Sniffing out the serial trail
According to the Beloit College Mindset list for the '06 class entering college, it's been at least 20 years since cash registers in major stores actually "rang" up a sale. Today, instead of a drawer bell ringing, registers across the United States have upgraded to a less audible and more covert point-of-sale climax: since the turn of the century, a company has been helping businesses track certain products through a serial-number scanning trail to combat fraud involving retail products.
Now that company is offering law enforcement free access to the nine-plus years of accumulated product lifecycle information through a new database service called SIRAS P.I.
Tracking productOriginally developed for Nintendo in the '90s to track gaming system sales and prevent fraudulent returns, the SIRAS database has evolved into a helpful tool for various entities throughout the vertical product lifecycle. Peter Junger, president of SIRAS, a wholly owned subsidiary of Nintendo of America Inc., says the database has been collecting transaction information on products — mostly electronics, but also appliances, sporting goods and various others — since at least 1999. But the database also contains some transactions from well before then, when Nintendo was originally tracking products for its own records. In the SIRAS database, hundreds of millions of merchandise item histories mingle from companies like Sony Computer Entertainment America Inc., Philip, Panasonic, and retail chains like Toys "R" Us, Circuit City and Best Buy, to name a few. The system tracks items through the sales lifecycle, keeping a comprehensive history on the item to help law enforcement officials identify stolen merchandise, report suspicious items and catch thieves.
"Right now … all of the major retailers make use of it to some extent," Junger explains. "For instance, you have some retailers who pretty much register all of their items ... like Wal-Mart and Target. And some other retailers only perhaps … make use of it for their video game category or only those items which are prone to high theft."
Det. Richard Milburn is all too familiar with the challenges in recouping lifted items. Milburn has been with the Mesa (Arizona) Police Department for 20 years, and has spent the last 10 as a detective in the recovered property pawn unit where he often comes across stolen merchandise, which he says is most frequently high-priced electronics.
"Property crime investigators [are] so frustrated because the demand to solve these crimes is so high, and their solving rate ... is very low," says Milburn, who is also the seven-year president of the Arizona Pawn/Property Recovery Law Enforcement Personnel Association Inc. (APPRLEPAI), an investigative pawn property crime group.

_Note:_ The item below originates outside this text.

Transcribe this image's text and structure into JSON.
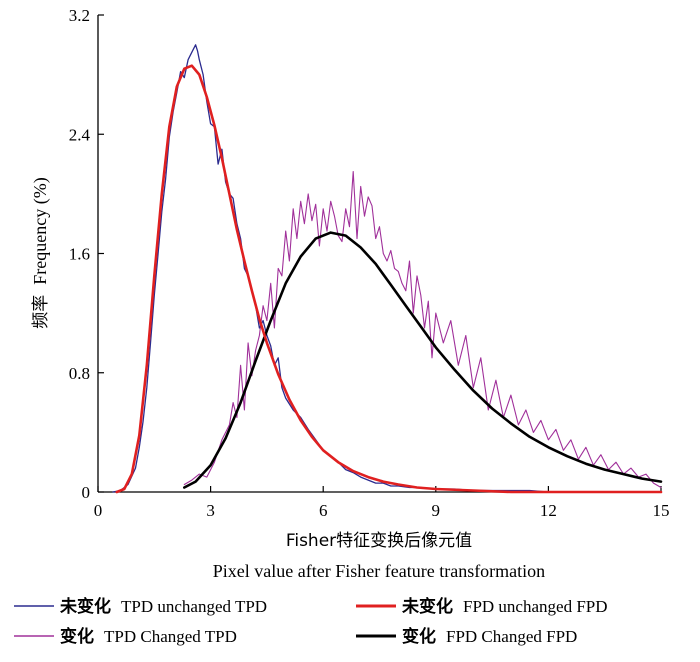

Expanding the swimming poolThe service that SIRAS offers, SIRAS Product Information (P.I.), is available free to law enforcement. Through the database, law enforcement can determine the status of an item and deduct meaningful information from general transaction data.

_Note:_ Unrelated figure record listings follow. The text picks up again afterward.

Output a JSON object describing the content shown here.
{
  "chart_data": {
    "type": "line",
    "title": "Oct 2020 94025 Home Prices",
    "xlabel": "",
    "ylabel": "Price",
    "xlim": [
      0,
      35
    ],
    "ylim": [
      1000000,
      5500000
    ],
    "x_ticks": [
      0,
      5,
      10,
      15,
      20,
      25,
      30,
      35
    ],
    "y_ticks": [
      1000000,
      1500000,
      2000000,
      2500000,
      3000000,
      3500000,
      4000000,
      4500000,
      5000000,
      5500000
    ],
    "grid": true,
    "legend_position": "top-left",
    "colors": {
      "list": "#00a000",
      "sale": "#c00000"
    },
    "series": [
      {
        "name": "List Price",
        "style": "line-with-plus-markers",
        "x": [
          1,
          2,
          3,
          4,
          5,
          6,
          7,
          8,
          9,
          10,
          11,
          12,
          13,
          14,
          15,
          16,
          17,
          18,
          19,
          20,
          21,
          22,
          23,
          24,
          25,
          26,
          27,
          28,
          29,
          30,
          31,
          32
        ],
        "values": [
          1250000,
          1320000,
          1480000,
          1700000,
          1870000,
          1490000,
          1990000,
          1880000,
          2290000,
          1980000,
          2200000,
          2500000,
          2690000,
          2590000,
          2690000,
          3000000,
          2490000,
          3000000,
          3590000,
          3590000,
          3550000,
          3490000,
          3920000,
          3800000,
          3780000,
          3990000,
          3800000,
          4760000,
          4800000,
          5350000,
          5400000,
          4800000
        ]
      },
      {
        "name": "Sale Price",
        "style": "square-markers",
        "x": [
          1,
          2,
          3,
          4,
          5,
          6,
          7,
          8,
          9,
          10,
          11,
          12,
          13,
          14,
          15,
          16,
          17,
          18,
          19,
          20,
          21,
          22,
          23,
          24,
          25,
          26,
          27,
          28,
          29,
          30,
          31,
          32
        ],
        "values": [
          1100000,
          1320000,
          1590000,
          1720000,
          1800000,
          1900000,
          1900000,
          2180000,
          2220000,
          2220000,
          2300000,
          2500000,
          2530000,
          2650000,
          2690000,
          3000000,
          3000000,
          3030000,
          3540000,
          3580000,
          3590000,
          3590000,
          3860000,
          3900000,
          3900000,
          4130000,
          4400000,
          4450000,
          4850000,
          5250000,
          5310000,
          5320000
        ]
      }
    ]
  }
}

For example, Junger, who has been with Nintendo for 14 years, explains that officers working with pawn shops can locate original point-of-sale data on items with unique serial numbers. Should an officer find three brand-new television sets in a shop and run the serial numbers in the database, either via phone or the Internet, and find the TVs were sold at the same store at the same time only hours before having been logged at the resale shop, detectives can deduce there may be something fishy taking place: Why would someone purchase three brand-new TVs and immediately take them to a resale shop? Milburn says reselling, like in the aforementioned scenario, can be linked to a criminal act, such as use of stolen credit cards to purchase merchandise, or could foreshadow a fraudulent stolen credit card report, where the purchaser is actually the card holder, but liquidates the property and reports it stolen to credit card companies.